= Volume Library =

Compact encyclopedia

The Volume Library was a one-volume general encyclopedic reference work that was published from 1911 to 1985. It remained as a two or three volume reference work until at least 2004.

The publication began in 1911 by W. E. Richardson of Chicago. It was edited by Henry Woldmar Ruoff who also edited the New Century Book of Facts and the Standard Dictionary of Facts and others. New editions were published in 1912 and 1913, the latter under the imprint of R. P. Trosper. Beginning with the 1917 edition it was published by the Education Associates, Inc. and remained with that company until 1963 when the encyclopedia was purchased by Cowles Communications Inc.

From 1963 the set was titled Cowles Comprehensive Encyclopedia - the Volume Library.
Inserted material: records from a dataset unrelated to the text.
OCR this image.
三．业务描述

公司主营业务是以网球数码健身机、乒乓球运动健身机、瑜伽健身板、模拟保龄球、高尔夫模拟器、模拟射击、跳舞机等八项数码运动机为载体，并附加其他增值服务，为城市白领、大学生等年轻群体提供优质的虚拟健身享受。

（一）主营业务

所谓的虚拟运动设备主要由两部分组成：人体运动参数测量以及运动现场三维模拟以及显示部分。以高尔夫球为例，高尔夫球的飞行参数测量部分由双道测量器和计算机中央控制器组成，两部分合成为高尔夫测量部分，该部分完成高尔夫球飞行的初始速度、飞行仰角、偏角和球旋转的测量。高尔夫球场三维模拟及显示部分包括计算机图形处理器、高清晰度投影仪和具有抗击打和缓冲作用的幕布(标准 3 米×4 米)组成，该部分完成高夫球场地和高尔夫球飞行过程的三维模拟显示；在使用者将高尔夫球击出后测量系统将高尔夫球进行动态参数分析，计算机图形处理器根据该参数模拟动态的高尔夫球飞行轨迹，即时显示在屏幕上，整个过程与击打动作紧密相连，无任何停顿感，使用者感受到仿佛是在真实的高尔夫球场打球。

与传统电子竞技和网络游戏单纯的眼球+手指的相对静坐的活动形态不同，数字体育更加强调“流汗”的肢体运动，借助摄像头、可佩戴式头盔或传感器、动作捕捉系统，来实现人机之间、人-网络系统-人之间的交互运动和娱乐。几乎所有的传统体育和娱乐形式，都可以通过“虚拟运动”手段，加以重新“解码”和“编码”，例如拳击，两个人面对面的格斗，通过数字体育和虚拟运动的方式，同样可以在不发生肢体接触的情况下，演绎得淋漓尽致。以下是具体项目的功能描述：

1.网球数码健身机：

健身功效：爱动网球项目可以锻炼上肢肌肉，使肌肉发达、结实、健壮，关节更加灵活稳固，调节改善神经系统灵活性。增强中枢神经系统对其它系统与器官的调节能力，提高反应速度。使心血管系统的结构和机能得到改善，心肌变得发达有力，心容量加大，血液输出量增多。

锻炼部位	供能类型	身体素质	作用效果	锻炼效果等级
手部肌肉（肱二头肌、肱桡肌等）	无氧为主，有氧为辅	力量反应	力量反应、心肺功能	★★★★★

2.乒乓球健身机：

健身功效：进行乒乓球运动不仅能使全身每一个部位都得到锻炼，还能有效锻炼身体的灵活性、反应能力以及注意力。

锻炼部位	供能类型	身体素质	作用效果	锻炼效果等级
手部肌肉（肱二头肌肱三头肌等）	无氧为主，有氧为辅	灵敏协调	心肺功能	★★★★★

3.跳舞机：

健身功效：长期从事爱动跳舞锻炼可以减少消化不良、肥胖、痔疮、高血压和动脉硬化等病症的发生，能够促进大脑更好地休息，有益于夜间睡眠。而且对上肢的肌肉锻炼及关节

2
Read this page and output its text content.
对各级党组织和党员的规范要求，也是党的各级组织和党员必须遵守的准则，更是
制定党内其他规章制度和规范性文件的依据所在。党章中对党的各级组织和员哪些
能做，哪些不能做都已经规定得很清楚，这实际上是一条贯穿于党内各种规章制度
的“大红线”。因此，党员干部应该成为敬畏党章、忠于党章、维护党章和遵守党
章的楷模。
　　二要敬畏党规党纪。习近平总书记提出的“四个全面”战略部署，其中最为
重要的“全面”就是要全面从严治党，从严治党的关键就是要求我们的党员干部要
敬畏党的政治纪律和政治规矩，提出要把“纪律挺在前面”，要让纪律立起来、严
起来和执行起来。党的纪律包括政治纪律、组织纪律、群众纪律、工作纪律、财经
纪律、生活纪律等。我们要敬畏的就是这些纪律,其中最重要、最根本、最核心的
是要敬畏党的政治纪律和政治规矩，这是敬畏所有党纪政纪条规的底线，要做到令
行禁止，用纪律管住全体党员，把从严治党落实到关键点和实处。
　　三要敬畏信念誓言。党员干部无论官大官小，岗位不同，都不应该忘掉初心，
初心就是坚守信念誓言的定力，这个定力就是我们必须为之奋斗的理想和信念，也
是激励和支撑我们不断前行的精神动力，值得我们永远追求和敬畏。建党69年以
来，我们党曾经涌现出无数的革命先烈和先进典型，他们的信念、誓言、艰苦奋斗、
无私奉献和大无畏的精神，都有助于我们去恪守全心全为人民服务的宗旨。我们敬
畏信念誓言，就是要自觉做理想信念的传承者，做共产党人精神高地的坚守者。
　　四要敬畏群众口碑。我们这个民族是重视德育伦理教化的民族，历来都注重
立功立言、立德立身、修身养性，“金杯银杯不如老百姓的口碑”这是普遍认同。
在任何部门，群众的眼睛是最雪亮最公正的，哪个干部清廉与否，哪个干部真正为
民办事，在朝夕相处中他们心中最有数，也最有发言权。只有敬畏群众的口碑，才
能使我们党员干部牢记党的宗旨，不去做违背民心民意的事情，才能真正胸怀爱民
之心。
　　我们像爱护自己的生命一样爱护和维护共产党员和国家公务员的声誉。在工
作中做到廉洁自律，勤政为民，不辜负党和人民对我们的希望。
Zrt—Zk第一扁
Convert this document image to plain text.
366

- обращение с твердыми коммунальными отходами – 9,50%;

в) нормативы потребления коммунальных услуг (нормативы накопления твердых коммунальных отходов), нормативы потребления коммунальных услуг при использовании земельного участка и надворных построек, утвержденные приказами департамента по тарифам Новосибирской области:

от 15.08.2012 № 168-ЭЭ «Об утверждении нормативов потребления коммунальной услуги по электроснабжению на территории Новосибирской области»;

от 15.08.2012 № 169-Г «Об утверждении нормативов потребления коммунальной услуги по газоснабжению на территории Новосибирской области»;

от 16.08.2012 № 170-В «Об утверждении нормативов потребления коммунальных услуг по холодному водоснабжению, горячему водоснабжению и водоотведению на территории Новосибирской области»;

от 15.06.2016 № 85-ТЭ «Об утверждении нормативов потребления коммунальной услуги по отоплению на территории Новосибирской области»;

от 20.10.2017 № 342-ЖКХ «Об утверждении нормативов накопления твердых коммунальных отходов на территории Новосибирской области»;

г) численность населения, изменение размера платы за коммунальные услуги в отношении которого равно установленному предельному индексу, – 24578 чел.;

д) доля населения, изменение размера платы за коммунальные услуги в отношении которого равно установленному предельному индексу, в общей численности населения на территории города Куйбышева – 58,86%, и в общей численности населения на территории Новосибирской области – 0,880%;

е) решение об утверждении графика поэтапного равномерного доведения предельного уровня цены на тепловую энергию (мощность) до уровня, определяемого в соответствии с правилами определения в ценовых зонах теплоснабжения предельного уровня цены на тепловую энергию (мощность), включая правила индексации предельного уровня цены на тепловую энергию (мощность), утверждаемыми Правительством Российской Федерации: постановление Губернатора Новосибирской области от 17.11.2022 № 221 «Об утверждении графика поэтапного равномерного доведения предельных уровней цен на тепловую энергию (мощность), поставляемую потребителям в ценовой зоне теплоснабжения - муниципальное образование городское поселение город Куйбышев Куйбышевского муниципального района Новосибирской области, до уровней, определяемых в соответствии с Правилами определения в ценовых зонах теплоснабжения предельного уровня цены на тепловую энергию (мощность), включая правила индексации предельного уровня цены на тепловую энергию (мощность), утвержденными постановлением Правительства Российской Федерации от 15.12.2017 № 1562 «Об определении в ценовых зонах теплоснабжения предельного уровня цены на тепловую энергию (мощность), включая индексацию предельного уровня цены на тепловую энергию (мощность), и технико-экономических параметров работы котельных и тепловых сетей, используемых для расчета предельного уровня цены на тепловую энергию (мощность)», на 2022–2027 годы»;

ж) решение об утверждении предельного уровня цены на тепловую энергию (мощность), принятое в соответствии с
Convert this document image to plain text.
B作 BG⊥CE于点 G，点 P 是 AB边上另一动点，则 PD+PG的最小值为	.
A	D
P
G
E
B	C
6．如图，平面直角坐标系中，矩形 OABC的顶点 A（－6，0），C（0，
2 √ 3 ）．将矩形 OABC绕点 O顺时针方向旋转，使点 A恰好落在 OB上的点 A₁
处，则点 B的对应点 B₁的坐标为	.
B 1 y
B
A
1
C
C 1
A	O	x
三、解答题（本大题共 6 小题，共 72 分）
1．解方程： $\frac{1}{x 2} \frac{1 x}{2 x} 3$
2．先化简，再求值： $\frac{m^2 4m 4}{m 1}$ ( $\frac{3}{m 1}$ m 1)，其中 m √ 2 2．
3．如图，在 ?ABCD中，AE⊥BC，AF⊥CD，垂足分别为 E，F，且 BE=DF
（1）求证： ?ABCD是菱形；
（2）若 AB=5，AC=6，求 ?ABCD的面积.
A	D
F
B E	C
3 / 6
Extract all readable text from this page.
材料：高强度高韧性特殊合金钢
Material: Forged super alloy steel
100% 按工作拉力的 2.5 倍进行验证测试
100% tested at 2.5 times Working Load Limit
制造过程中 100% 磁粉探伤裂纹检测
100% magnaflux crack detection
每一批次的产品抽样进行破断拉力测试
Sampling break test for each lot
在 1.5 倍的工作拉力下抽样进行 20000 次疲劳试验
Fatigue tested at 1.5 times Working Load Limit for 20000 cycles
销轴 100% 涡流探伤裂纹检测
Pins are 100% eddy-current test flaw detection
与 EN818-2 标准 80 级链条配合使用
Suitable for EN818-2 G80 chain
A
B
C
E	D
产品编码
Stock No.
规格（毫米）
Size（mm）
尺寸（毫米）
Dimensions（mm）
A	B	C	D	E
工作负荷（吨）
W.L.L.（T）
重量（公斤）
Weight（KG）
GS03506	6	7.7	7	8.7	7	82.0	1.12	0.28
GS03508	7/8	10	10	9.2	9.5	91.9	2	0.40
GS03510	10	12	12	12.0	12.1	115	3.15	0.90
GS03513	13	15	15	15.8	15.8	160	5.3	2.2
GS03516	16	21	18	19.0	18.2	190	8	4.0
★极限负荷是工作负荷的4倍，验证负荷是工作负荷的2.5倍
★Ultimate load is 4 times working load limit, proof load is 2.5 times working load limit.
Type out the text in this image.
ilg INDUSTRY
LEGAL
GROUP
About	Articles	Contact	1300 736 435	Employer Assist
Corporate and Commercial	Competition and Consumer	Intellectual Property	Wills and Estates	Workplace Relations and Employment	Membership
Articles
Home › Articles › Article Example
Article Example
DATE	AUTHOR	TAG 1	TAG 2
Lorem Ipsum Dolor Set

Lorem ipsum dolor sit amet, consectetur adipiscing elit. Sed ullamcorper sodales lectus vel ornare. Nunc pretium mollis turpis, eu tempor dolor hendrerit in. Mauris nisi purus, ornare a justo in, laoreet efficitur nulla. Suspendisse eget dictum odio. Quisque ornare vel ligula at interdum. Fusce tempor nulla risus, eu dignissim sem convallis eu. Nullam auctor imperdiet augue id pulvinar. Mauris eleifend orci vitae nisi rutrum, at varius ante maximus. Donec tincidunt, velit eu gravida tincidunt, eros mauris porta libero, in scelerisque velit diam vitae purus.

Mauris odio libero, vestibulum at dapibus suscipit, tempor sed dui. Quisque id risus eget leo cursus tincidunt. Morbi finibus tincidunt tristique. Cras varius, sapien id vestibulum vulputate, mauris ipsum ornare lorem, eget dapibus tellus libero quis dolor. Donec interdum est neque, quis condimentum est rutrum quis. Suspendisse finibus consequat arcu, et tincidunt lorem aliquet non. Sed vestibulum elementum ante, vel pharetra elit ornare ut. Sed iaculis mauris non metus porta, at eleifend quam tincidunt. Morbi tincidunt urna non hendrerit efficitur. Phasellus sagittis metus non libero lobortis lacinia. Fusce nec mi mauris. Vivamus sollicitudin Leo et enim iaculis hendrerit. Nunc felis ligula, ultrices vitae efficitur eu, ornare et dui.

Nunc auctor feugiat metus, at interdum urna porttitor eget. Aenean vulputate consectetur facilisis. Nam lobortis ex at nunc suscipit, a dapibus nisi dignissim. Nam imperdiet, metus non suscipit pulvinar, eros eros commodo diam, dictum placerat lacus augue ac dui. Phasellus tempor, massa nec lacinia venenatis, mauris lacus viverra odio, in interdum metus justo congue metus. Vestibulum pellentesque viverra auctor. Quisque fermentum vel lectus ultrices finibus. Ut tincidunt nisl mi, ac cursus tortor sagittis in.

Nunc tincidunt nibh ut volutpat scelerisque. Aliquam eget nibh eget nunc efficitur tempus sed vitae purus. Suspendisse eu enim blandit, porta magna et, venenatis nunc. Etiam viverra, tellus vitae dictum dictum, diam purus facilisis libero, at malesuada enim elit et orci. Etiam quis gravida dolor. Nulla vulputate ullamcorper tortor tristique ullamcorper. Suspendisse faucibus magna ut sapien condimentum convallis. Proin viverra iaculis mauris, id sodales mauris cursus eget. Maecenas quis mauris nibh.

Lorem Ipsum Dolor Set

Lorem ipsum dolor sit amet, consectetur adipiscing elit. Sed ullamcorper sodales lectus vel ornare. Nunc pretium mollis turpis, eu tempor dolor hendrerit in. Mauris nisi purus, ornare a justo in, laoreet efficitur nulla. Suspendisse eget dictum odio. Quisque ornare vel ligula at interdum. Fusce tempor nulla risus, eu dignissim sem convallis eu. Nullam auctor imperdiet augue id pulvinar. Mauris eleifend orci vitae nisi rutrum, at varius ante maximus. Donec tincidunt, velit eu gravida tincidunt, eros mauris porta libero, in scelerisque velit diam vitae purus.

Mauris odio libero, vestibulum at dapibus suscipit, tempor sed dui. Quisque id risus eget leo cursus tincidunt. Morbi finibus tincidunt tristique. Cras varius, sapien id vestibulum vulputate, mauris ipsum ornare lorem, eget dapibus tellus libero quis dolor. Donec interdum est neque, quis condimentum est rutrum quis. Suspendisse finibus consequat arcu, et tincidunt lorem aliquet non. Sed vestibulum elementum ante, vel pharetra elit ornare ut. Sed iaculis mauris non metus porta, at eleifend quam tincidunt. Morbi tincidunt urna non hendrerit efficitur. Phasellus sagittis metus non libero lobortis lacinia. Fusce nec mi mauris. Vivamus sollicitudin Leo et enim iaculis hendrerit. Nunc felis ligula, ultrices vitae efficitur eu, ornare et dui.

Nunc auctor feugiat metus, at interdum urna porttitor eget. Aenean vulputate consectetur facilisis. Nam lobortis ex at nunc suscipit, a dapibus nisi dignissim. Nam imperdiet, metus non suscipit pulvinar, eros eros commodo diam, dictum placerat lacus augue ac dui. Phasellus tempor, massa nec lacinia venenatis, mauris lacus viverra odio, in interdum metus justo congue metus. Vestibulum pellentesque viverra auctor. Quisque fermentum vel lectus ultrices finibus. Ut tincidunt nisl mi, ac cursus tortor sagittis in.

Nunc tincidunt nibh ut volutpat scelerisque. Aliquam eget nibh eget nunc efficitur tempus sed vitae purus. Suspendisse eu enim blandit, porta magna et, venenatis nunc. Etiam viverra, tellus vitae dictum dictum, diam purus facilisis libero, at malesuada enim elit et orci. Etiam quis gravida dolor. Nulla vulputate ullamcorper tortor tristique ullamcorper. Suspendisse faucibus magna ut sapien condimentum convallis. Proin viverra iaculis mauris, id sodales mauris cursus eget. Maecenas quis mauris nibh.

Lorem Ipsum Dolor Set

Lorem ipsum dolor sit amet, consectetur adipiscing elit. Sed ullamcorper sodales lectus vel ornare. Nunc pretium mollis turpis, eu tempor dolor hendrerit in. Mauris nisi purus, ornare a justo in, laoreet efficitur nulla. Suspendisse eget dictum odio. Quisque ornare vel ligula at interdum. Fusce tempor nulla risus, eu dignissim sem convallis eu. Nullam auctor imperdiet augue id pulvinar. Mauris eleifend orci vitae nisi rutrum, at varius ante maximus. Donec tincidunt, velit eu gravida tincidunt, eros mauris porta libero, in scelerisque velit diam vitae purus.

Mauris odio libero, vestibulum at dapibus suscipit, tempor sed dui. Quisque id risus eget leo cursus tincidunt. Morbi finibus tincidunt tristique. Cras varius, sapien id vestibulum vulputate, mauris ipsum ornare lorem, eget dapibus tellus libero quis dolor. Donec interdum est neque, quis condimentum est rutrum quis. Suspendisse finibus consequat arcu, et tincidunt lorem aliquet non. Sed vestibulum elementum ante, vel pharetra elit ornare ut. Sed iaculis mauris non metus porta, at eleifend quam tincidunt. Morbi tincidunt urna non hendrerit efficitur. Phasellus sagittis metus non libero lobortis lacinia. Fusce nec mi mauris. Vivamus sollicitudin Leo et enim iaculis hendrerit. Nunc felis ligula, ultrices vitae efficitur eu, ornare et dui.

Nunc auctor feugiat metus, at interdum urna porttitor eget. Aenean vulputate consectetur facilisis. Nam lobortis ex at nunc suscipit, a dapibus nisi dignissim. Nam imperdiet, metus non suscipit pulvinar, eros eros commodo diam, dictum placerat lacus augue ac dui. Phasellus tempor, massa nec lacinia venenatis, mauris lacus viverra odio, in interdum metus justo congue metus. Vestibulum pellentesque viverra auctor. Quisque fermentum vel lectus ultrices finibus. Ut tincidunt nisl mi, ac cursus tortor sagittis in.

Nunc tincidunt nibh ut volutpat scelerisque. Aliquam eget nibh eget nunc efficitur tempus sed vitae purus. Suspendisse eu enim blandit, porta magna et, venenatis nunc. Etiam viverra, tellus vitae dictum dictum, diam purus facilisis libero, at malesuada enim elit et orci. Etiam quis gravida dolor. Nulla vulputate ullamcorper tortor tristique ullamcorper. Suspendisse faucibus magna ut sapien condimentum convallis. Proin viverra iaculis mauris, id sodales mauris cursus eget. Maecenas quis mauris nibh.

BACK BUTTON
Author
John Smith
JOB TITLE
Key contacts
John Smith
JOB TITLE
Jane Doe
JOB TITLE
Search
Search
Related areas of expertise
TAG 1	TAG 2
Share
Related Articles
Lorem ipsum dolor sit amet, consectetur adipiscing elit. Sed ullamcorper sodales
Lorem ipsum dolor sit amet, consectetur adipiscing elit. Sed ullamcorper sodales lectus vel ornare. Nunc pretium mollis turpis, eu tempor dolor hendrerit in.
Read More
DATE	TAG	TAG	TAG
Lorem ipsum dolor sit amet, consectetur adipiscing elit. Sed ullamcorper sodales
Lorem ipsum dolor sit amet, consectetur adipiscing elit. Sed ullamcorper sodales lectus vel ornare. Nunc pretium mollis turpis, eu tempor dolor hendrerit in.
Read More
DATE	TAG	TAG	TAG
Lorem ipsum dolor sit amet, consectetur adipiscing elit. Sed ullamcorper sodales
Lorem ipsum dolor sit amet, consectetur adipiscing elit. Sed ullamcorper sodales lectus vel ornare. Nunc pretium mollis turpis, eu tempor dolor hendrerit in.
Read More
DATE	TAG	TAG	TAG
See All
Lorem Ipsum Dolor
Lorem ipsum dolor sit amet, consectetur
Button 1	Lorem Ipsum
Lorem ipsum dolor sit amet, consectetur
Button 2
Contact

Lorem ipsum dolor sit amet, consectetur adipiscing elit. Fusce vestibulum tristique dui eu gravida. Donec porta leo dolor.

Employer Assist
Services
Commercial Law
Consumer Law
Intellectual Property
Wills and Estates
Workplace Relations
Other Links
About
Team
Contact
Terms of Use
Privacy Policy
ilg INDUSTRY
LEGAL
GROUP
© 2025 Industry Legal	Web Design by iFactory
Under Cowles the work was said to be "extensively revised and vastly improved". In 1968 the title was changed again to Cowles Volume Library and was changed back to Volume Library in 1970, after having been acquired by the Southwestern Company of Nashville, Tennessee. It expanded to 2 volumes in 1985.

The 1985 edition had 2,650 pages, 8,500 articles and 3.5 million words. The set included 2,000 illustrations, mostly in black and white, and 200 maps, included a 64-page world atlas at the end of Vol. 2. The articles were of the broad entry type, each about 400 pages or one third of a page. 300 contributors were listed at the beginning of Vol. 1 and 75 percent of the articles were signed. The encyclopedia was topically arranged and contained 500 cross references, with an index of 50,000 entries. The encyclopedia was criticized in the 1970s and 1980s for being out of date and having a conservative bias. In the 1985 edition, subjects such as abortion, homosexuality, AIDS and birth control were hardly mentioned, if at all. It was also criticized for using sexist language. Factual errors and outdated information were also reported, though extensive revisions to correct these took place in the mid-1980s, when the encyclopedia was converted to a two volume format.

In the 1980s Southwestern contracted with the Hudson Group, Inc. to revise the set. Under chief editor Gorton Carruth the quality of the encyclopedia improved dramatically and by 1994 the set was "as accurate as could be expected of a work of more than two million words". The set still had some limitations, not discussing or discussing very briefly topics such as abortion, sexual harassment or circumcision. It also lacked biographical entries for people such as Maya Angelou, Toni Morrison, Philip Glass and Charles Drew.

In terms of format, the 1994 version had 2,568 pages, 2.5 million words and 3,000 maps and illustrations, 95 per cent of which were in black and white. The set had 8,500 articles with 100 bibliographies. Carruth was supported by a staff of 106 contributors, whose names, areas of responsibility, degrees and affiliation were listed at the beginning of each volume. There were 300 cross-references but these only cross-referenced within each topical area's "volume". There was also an index of 30,000 entries. Articles were arranged topically under headings such as "Animals", "Computers", "Government and Law" etc. The set contained much practical advice, including how to write a resume, follow the stock market, save energy, conduct a self breast examination and "Do's and Don'ts of Pregnancy". There was also an optional supplementary third volume which contained information for taking standardized tests and a full color world atlas. The physical format now included thumb indexes with fore-edges showing where each topical chapter began.